Значит, что-то определяется в результате того, проделано или не проделано chasses-croises. Или, скажем, я прямо из точки А попал в точку Б на коляске, или проехал мимо вывески железнодорожной станции Бомон поездом. Точка определится по-разному. Определенность ее будет другой. Пруст пишет:
…таким образом, это расположение — уникальная точка (Бомон), которую, казалось бы, автомобиль лишал той таинственности, которую придавал ей скорый поезд (проскакивающий мимо вывески), хотя в действительности автомобиль создавал у нас впечатление, будто это мы сами его открыли, определили по компасу (II,1006).
В данном случае движение восприятия или движение открытия является — в отличие от того, что Пруст называет безразличным средством достижения внешних истин, — средством не безразличным к предмету, который открывается. Поэтому он говорит: мы сами, подобно компасу, определили Бомон. То есть мы имеем дело с точкой, определившейся теломерно. И, конечно, это не та точка, что видна из поезда. Хотя физически она та же самая, одновременно она не та, к которой я приехал на автомобиле. Мы ее прощупали «любовно исследующей рукой». Представьте себе, что я, как слепой, рукой ощупываю поверхность и нащупал точку. Не глазом смотрел, а любовно исследующей рукой. Но глаз ведь тоже рука.

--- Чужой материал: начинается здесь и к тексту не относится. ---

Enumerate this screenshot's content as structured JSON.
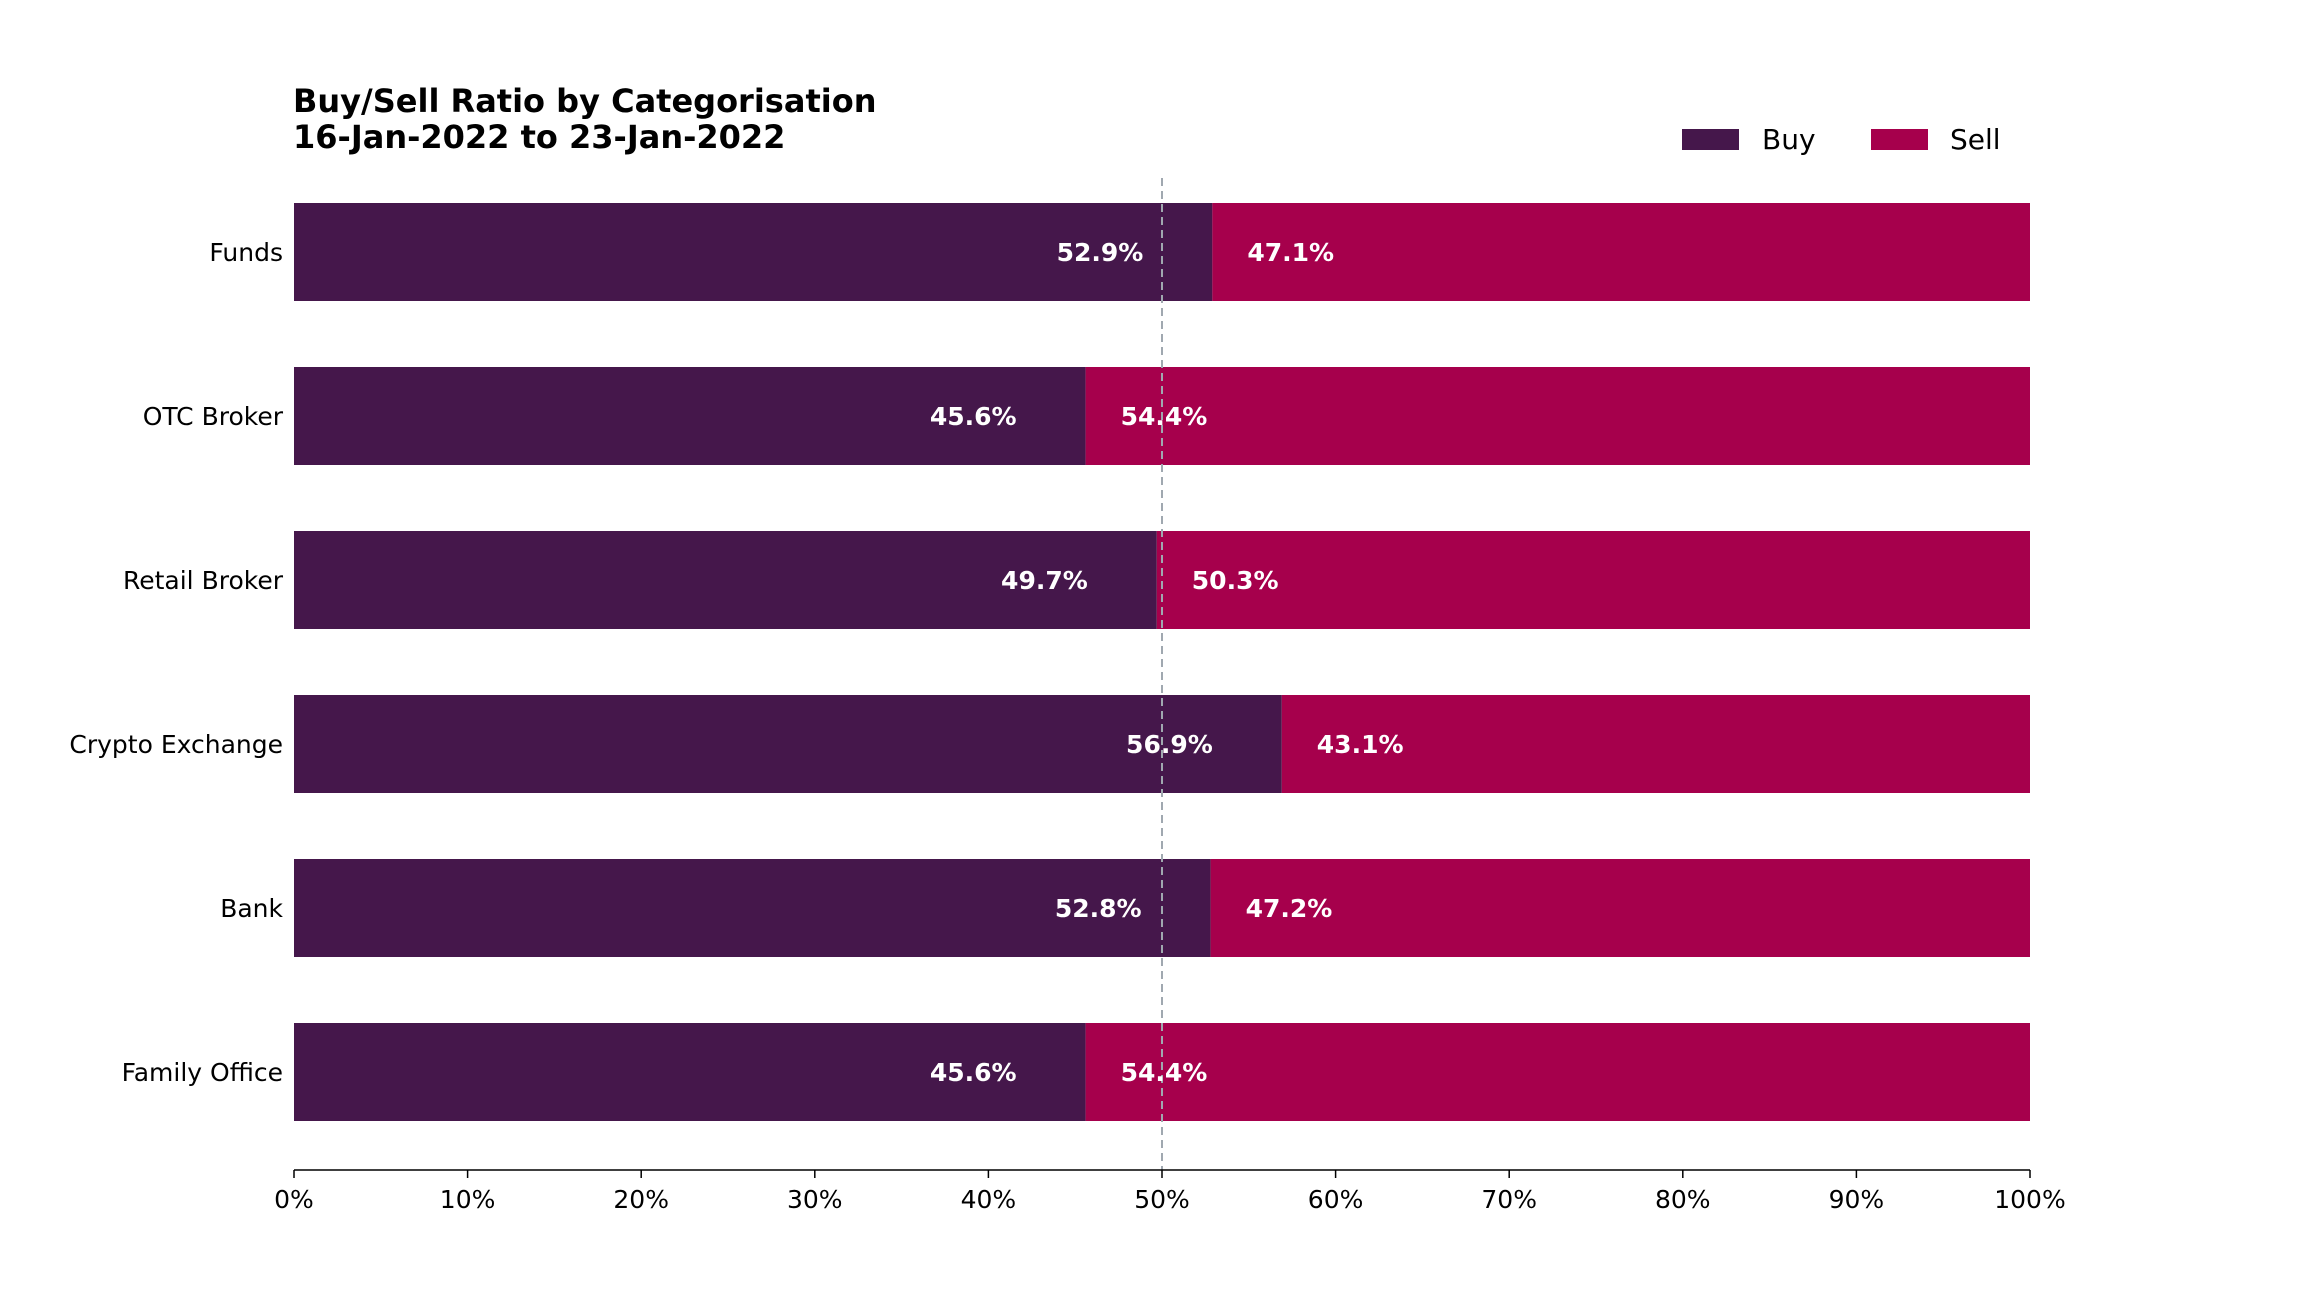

Если наш глаз теломерен, то мы определили, говорит Пруст, действительную геометрию, красивую «единицу земли». На этом автомобиле Марсель ехал вместе с Морелем, тем музыкантом, в которого был влюблен де Шарлю и который мучает де Шарлю, выманивает у него деньги и так далее.
К сожалению, в тот момент я не знал того, что узнал лишь через два года, что одним из клиентов шофера был де Шарлю и что Морель, которому де Шарлю платил за машину, был в сговоре с этим шофером, и они обманывали его, прибавляя километры в четыре, в десять раз больше, чем положено (более того, Морель был знаком с Альбертиной, и в этой машине они совершали поездки по делам, неизвестным Марселю).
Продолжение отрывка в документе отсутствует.